Une prise en charge autonome pour le géant orange, qui centralise les déchets de tous les magasins genevois. Et l’entreprise ne se garde pas de solliciter ses clients, comme le déclare Mme Vidon : « Au vu de la complexité des enjeux, l’effort doit encore et toujours être porté sur une correcte information des consommateurs. En effet, le domaine des déchets est en constante évolution, tout comme les filières possibles de recyclage et valorisation. Migros, au travers de Génération M, a remis la problématique du tri des déchets et leur recyclage au premier plan de sa communication à l’égard de ses clients. » A savoir encore que la gestion des déchets coûte à la Migros en moyenne 700'000 CHF par année.

Coop

La Coop fait profil d’exemple à suivre, quant à la question du tri de ses déchets. En l’espace d’un mois, le flambant neuf centre commercial a déjà mis en place son système de tri, organisé de façon méticuleuse. Aucun détritus n’erre dans les déchetteries de la région. Mieux encore, elle redistribue certaines de ses denrées aux agriculteurs du coin comme les fruits et le pain, qui serviront de compost ou nourriture destinée aux bétails. Le Pet, carton, plastique ou alu sont minutieusement répartis dans la zone d’arrivage, et sont ensuite récupérés par un camion destination : La Praille, principal lieu de récupération de déchets des Coop genevoises, et ceci chaque jour. Quant aux invendus emballés, ils serviront à produire du gaz, mais le gérant a quelques projets en tête : « Nous venons de nous installer, mais dans un futur proche j’aimerais que ces produits servent à des associations caritatives et aux plus démunis d’entre nous.» assure-t-il.

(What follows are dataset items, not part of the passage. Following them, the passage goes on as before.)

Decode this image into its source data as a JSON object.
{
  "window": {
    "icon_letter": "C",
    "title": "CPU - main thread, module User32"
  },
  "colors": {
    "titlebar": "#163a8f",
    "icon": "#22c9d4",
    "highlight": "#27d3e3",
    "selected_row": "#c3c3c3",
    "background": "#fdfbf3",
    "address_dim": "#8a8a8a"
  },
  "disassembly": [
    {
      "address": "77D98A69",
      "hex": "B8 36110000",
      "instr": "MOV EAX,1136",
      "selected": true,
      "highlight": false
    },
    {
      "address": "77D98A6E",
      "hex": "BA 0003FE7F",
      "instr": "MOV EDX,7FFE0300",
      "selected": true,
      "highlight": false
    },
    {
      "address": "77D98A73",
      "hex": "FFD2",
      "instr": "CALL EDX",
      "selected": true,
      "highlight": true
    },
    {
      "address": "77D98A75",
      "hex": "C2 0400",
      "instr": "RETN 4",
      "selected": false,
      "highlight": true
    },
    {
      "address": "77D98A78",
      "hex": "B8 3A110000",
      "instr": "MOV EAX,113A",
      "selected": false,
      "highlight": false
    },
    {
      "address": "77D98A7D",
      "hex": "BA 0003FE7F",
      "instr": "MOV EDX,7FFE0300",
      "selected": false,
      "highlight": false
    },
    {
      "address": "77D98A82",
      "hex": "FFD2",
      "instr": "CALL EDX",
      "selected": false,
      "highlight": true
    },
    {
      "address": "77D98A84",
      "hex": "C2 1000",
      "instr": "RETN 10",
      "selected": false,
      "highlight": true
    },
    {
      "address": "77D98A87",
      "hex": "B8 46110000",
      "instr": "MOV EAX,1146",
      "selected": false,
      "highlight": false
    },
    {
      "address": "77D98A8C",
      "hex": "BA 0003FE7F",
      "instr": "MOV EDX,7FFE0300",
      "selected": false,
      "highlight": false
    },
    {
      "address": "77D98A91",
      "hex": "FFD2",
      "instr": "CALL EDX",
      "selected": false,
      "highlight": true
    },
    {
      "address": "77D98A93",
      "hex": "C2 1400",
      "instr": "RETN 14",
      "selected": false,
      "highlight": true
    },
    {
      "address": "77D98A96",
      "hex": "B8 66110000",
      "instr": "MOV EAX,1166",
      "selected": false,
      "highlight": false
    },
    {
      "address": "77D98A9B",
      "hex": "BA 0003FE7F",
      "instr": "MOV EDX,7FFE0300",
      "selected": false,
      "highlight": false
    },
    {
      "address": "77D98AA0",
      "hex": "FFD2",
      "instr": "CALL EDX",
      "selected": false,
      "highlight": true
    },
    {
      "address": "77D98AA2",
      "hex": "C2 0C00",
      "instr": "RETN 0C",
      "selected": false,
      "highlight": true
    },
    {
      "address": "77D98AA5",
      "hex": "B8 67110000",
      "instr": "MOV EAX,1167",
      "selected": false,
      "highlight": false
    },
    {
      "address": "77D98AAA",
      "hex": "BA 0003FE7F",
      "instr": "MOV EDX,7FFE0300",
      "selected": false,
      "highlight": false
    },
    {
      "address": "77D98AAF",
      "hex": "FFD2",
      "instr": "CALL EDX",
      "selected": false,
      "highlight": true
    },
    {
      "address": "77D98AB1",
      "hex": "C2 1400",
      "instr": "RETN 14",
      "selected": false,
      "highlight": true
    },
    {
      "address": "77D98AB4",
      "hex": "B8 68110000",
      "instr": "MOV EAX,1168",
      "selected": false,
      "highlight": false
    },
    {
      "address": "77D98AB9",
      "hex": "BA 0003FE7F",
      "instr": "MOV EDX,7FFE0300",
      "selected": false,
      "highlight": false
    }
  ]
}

La maison limite au maximum ses pertes, mais cette organisation a suggéré du temps. Tous les produits présents en Romandie sont transportés par train depuis la centrale de distribution d’Aclens, et fait de ce réseau l’un des plus petits ferroutages au monde (70km). La Coopérative tient beaucoup à ses valeurs et s’est engagée à devenir neutre en carbone d’ici 2023. « Polluez moins, c’est un des objectifs lancé par le groupe et nous l’atteindrons bien avant la date fixée par l’entreprise, j’en suis certain. » lâche le gérant. Un excellent élève, qui a fait de la question environnementale une philosophie et un principe de vie.

Denner

La troisième plus grande entreprise de commerce de détail suisse n’a pu nous recevoir, leur consentement n’ayant pas été octroyé par leur hiérarchie. Le discounter certifie qu’il est dans son intérêt de limiter au maximum les emballages de leurs produits. Ils récupèrent Pet, piles et de petits appareils électriques. Denner est associé à Igora depuis 2010, un projet de recyclage de l’aluminium, auquel Migros et Coop se sont joints également.

Le délégué de communication, Thomas Kaderli, précise la manière dont les déchets romands sont gérés et cela pour toutes les enseignes francophones « Le carton, Pet et plastique repartent avec nos camions et s’acheminent jusqu’à nos centrales de distribution. Tandis que les fruits, légumes et pain disparaissent dans les poubelles incinérables. » nous confie-t-il.

L’enfant de la Migros a esquivé l’interrogation principale sur l’après-vie des denrées alimentaires périmées. Une question mal interprétée ou un choix délibéré ? Il n’en demeure pas moins, que la question environnementale chez le géant orange se clairsème de zone d’ombre difficile à éclairer.